• DragonNest_Aidit [they/them,use name]
    ·
    edit-2
    2 years ago

    The American "bunker culture" is definitely one of those cultural thing that people in the far future will highlight as an example of how weird people in the past were, like trepanation, skullbinding or Europeans throwing cats into the bonfire for entertainment.

    • UlyssesT
      ·
      edit-2
      18 days ago

      deleted by creator

      • DragonNest_Aidit [they/them,use name]
        ·
        2 years ago

        I think "bunker culture" is unironically real and is an exclusively American thing as you legitimately can't find parallel of it in other countries. The optimism of "better living underground", the image of the nuclear WASP family surviving through the collapse of human civilization hiding in a hole underground like a prolonged underground.

        It is a display of the supreme arrogance of American individualism, a defiance to the maxim of "no man is an island" by semi-literally constructing tiny "islands" of civilization that are supposed to weather through disasters and atrocities all their lonesomes without outside support, just surviving by poor bootstraps and canned foods alone.

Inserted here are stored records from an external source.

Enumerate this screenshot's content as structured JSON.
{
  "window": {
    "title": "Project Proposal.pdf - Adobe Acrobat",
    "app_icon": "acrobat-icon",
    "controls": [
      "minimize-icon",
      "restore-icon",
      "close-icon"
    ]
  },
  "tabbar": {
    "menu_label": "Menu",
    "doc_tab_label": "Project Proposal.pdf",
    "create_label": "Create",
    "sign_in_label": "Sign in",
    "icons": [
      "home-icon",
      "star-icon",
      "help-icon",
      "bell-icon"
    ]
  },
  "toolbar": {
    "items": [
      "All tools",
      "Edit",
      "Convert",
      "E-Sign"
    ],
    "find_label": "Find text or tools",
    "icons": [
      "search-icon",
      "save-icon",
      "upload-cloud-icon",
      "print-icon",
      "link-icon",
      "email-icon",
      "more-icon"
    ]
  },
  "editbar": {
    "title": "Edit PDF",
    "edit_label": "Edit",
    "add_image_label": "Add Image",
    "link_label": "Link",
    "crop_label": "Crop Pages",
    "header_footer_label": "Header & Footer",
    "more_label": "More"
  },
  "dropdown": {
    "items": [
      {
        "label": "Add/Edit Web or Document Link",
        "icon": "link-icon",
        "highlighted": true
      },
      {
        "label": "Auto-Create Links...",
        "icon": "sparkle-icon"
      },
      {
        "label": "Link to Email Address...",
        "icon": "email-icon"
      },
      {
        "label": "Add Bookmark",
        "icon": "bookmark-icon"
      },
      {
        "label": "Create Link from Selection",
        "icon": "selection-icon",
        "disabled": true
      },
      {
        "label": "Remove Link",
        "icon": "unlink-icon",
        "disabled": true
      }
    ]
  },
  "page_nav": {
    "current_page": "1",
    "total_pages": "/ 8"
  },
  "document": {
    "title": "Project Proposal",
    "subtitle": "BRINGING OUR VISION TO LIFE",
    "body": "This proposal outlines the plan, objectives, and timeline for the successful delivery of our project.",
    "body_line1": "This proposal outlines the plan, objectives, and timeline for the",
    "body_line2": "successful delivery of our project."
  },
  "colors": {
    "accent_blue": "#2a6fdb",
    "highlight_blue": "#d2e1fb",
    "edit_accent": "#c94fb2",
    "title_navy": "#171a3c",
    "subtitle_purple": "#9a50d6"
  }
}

        • immuredanchorite [he/him, any]
          ·
          2 years ago

          I think the lack of parallel in other countries is partly explained by the lack of civil defense spending and nuclear/natural disaster preparedness funding. I read in a nuclear survival manual that the Soviets and Eastern Europe outspent the USA on civil defense (i.e. public bunkers and shelters) by several orders of a magnitude. The Soviets prioritized the survival of people, and the US nuclear preparedness strategy relied on creating a private industry that preyed on paranoia and fear as their major selling point, regardless of the fact that there is a real basis for shelters and bunkers, it makes much more sense for it to be public. The investment in civil defense came in handy for people in Ukraine and Donbas, who had bomb shelters all over the place that were often turned into restaurants etc. If a war came to the the US, the public would largely be fucked, just like they are during a natural disaster, save for a few paranoid, well off people, or people who happened to live near a public building that may or may not still have a working shelter in its basement. You can still see some signage for nuclear shelters in US cities, but they are generally housed in courthouses, government buildings, or other public, but relatively inaccessible places.